L'analisi è veloce, semplicistica: o si investe di più e meglio, oppure nel calcio moderno non si ha speranza di far bene in patria e in Europa. E' una litania già sentita, opinabile, ma questa volta il Milan farebbe bene a prestare attenzione, non tanto all'opinione quanto al personaggio perché se è vero che Honda come numero 10 un po' stona, altro discorso è il Keisuke uomo d'affari: da questo punto di vista nulla da eccepire, titolarità assoluta, niente panchina.
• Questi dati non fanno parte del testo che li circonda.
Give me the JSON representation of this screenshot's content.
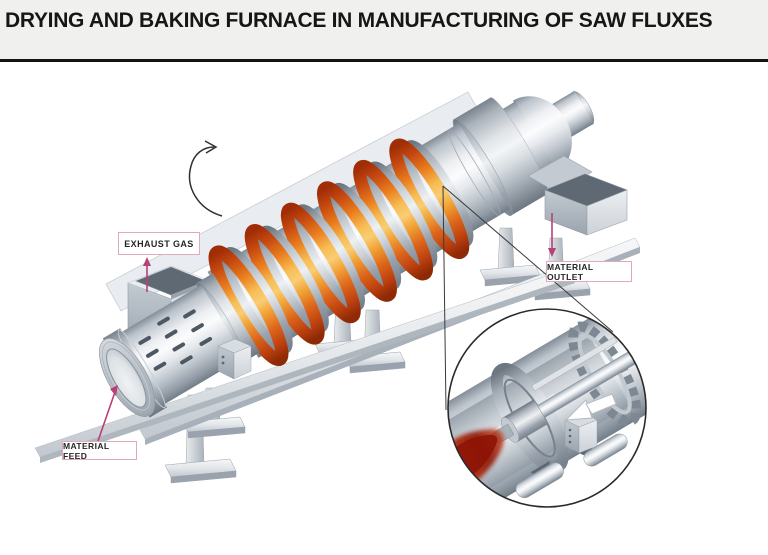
{
  "header": {
    "title": "DRYING AND BAKING FURNACE IN MANUFACTURING OF SAW FLUXES"
  },
  "labels": {
    "exhaust_gas": "EXHAUST GAS",
    "material_outlet": "MATERIAL OUTLET",
    "material_feed": "MATERIAL FEED"
  },
  "icons": {
    "rotation_arrow": "curved-ccw-rotation-arrow",
    "exhaust_gas_arrow": "up-arrow",
    "material_outlet_arrow": "down-arrow",
    "material_feed_arrow": "leader-arrow",
    "magnifier": "burner-detail-circle"
  },
  "colors": {
    "header_bg": "#f0f0ef",
    "title_text": "#161616",
    "accent_pink": "#b94077",
    "label_border": "#dfa9c0",
    "heater_orange": "#ea7e1e",
    "flame_red": "#a81e06",
    "steel_light": "#eef0f3",
    "steel_dark": "#79838e"
  }
}
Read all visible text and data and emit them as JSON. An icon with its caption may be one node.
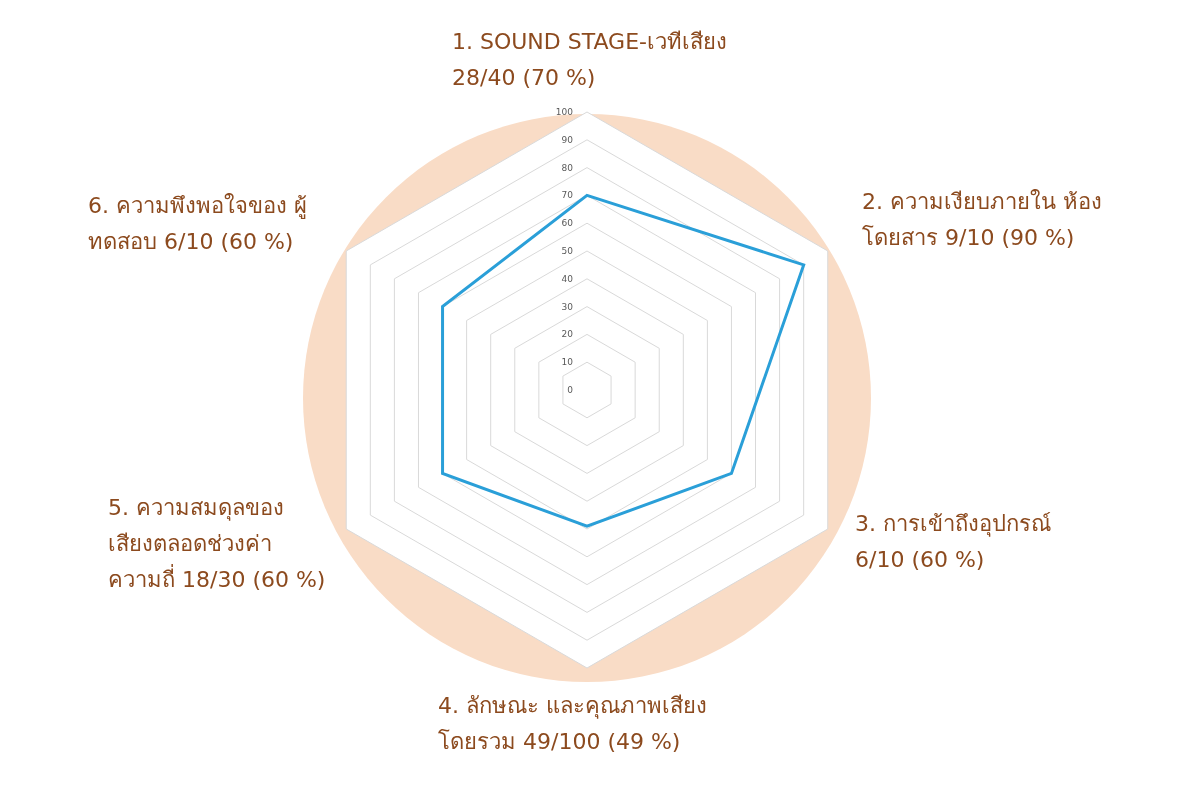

Perché il giapponese è riuscito a creare una fortuna sfruttando la sua immagine, i suoi piedi e la tendenza tutta nipponica di idolatrare i loro conterranei espatriati.

 

Il trequartista del Milan è titolare della Honda Estilo, la società di famiglia che gestisce il giocatore, i suoi affari e parte dei diritti d'immagine, oltre che le sponsorizzazioni personali. Un giro d'affari di qualche miliardo di euro, differenziato in più settori. Quello calcistico innanzitutto. Oltre agli interessi di Keisu infatti la società gestisce una cinquantina di scuole calcio in Giappone e a giugno ha acquisito l'SV Horn, squadra della Regionalliga austriaca (la nostra LegaPro) per circa tre milioni di euro. Un investimento in prospettiva, legato principalmente a due fattori: il club ha uno stadio di proprietà e l'Austria ha norme piuttosto morbide in fatto di tesseramento di giocatori stranieri. La squadra verrebbe quindi utilizzata per svezzare i talenti nipponici nel calcio europeo per poi cederli a club più importanti. Il salto dalle scuole calcio al calcio professionista passerebbe quindi da una filiera completamente controllata dalla famiglia Honda, sia per quanto riguarda la formazione, sia per quanto riguarda la gestione contrattuale, considerando che la società di famiglia controlla un'agenzia di procuratori sportivi.

 

[**Video_box_2**]Questo non è tutto però. L'aumento di giocatori che giocano al di fuori dei confini nazionali incrementa un altro ramo della holding, quello turistico. Keisuke infatti possiede diverse agenzie di viaggi in tutto il territorio giapponese che permettono di viaggiare all-inclusive verso città d'arte e calcio con tanto di guide turistiche, sessioni di shopping e biglietti per lo stadio rigorosamente in tribuna centrale. E' il modello Hide, quello nato con l'ex patron del Perugia Luciano Gaucci con l'acquisto di Hidetoshi Nakata negli anni Duemila che, nonostante l'improvvisazione, fruttò diversi miliardi al club umbro. Ora Keisu lo ha messo a regime, sistematizzato, reso efficiente e fruttuoso. Serve a lui, serve anche al Milan, perché per i rossoneri il giapponese è stato un affare, almeno economicamente, che tra sponsor, merchandising e biglietti vale almeno una mezza dozzina di milioni l'anno.